Quelles sont les implications de cette étude pour la pratique clinique ? Le message le plus important est qu’une fois qu’un patient ne répond pas à au moins deux antidépresseurs, la probabilité d’obtenir une rémission complète en deux mois avec l’ajout de médicaments reste faible. Compte tenu du désespoir de certains patients et de leur résistance aux médicaments, la confiance dans le traitement peut facilement être ébranlée. Une personne atteinte de trouble dépressif majeur répond-elle aux médicaments ? Le patient est-il insatisfait sur le plan médical ? Cet essai de Reif et al. souligne la nécessité pour les cliniciens de faire preuve d’optimisme et de ténacité dans leur traitement, faute de quoi trop de patients sont sous-traités.

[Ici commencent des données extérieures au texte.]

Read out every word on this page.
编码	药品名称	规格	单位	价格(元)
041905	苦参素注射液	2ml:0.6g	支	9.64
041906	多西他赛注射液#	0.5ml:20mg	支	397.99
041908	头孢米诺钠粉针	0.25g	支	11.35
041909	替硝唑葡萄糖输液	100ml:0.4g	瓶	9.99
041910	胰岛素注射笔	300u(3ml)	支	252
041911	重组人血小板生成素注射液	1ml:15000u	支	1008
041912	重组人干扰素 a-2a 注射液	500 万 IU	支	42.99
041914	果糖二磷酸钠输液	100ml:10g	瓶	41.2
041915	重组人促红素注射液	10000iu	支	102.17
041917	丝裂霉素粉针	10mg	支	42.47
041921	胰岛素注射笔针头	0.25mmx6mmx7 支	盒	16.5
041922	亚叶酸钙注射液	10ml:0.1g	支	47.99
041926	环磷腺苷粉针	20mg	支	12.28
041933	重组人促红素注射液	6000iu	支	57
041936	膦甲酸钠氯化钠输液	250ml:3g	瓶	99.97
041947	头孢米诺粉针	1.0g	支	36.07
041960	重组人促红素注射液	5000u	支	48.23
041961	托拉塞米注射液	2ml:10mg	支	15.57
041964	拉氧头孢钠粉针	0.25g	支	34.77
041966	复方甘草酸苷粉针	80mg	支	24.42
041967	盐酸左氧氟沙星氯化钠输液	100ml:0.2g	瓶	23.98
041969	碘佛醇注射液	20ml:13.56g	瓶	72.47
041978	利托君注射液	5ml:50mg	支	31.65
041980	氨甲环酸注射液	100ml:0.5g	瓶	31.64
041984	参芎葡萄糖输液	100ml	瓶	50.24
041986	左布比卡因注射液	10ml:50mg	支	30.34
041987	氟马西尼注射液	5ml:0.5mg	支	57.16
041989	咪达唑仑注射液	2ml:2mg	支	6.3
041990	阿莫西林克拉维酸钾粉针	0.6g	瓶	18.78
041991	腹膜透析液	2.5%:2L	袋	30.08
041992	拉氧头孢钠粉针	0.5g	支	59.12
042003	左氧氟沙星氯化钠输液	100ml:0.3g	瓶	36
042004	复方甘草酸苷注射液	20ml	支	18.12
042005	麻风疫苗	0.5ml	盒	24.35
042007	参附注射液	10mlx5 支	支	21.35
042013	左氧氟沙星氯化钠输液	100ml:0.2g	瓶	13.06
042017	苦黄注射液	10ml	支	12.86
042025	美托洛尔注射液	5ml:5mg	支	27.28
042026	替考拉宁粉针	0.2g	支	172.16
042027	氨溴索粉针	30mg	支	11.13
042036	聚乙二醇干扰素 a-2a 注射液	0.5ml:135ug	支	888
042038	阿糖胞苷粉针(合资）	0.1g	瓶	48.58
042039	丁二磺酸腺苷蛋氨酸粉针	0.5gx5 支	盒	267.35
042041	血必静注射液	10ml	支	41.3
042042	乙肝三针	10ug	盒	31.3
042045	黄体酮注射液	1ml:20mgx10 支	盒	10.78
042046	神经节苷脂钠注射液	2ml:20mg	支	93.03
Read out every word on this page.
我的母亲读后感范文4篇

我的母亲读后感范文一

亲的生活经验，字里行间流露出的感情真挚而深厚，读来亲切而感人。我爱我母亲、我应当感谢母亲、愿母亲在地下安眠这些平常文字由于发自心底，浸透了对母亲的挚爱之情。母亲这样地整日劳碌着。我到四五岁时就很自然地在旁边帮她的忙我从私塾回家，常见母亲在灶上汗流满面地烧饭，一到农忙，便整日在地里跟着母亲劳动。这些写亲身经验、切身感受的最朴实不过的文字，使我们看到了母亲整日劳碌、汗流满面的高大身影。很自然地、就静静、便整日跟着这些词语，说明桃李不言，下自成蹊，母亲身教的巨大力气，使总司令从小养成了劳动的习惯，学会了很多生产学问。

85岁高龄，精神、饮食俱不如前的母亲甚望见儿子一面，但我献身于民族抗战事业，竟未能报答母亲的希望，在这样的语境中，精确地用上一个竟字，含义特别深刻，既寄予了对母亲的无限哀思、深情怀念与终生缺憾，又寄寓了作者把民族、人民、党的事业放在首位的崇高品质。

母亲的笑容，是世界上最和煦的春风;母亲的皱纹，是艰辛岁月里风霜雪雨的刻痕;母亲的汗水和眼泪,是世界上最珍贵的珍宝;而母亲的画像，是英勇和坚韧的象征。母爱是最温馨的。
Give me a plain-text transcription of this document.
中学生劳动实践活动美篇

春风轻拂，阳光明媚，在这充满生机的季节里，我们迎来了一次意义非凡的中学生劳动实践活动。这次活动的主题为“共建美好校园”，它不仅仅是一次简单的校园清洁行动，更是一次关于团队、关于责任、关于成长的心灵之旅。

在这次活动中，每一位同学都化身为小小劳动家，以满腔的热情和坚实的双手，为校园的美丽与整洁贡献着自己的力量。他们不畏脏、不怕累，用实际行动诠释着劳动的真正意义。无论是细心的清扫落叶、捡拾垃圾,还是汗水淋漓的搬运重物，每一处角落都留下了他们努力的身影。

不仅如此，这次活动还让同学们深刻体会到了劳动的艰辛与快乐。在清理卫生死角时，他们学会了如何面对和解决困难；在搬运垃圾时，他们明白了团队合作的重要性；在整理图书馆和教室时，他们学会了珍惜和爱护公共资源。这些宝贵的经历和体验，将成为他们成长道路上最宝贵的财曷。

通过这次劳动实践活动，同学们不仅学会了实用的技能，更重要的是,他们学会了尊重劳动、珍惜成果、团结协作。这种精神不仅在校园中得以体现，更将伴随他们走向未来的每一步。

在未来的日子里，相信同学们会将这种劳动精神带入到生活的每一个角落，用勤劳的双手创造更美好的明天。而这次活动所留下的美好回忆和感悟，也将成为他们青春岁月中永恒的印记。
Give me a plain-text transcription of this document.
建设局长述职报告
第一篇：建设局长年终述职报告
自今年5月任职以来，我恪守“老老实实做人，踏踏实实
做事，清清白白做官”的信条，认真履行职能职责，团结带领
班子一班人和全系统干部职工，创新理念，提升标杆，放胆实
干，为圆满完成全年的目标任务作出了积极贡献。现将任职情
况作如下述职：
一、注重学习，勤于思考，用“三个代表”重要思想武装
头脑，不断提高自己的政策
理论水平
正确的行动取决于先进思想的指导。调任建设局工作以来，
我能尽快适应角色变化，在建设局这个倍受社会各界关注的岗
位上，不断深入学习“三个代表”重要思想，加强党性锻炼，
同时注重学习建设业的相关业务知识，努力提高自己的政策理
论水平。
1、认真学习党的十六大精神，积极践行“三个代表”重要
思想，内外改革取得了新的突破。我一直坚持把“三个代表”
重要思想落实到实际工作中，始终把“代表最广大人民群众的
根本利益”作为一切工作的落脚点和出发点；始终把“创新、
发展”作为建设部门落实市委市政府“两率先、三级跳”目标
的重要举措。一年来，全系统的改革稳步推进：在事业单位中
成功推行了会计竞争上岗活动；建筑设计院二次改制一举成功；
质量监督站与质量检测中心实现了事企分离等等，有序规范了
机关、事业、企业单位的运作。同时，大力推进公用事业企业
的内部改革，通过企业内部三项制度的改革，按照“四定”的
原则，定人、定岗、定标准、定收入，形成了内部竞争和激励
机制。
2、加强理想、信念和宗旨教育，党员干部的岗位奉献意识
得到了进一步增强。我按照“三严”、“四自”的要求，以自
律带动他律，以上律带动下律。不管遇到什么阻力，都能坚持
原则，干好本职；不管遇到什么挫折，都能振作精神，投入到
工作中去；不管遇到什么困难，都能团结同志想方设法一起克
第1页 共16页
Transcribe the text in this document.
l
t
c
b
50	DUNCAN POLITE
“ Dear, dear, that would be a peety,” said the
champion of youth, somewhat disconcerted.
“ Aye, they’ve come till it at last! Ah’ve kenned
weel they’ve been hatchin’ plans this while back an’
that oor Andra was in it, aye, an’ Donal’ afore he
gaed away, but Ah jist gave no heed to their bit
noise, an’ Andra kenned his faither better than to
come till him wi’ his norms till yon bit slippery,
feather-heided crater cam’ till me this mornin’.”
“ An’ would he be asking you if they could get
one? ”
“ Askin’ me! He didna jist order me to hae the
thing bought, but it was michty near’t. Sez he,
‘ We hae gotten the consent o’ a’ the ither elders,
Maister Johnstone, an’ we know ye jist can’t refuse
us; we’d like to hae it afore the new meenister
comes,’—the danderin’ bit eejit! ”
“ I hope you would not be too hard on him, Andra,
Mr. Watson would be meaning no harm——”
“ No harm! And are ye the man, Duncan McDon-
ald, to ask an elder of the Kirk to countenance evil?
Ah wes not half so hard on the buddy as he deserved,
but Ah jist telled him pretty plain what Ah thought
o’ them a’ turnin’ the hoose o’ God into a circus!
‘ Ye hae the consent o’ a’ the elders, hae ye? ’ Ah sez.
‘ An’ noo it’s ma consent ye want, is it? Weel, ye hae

Si la patience est importante, la rapidité de prise en charge du trouble dépressif l'est tout autant. Les patients souhaitent naturellement se rétablir au plus vite. Comme les chances de bénéfice diminuent progressivement avec chaque échec du traitement antidépresseur, il convient d'envisager d'essayer d'abord le traitement le plus efficace. Si les seuls déterminants du choix d'un antidépresseur après l'échec d'une bithérapie sont l'efficacité et la sécurité, l'essai ESCAPE-TRD conclurait raisonnablement que le spray nasal d'eskétamine devrait être privilégié comme traitement de troisième intention. Cependant, le traitement d'entretien par spray nasal d'eskétamine nécessite généralement des visites hebdomadaires ou bihebdomadaires. Par conséquent, le coût et les inconvénients sont probablement des facteurs déterminants pour son utilisation.
Le spray nasal d'eskétamine ne sera pas le seul antagoniste du glutamate à entrer en pratique clinique. Une méta-analyse récente suggère que la kétamine racémique intraveineuse pourrait être plus efficace que l'eskétamine, et deux vastes essais comparatifs soutiennent l'utilisation de la kétamine racémique intraveineuse en phase ultérieure du traitement comme option pour les patients nécessitant une électroconvulsivothérapie. Elle semble contribuer à prévenir l'aggravation de la dépression et à reprendre le contrôle de la vie du patient.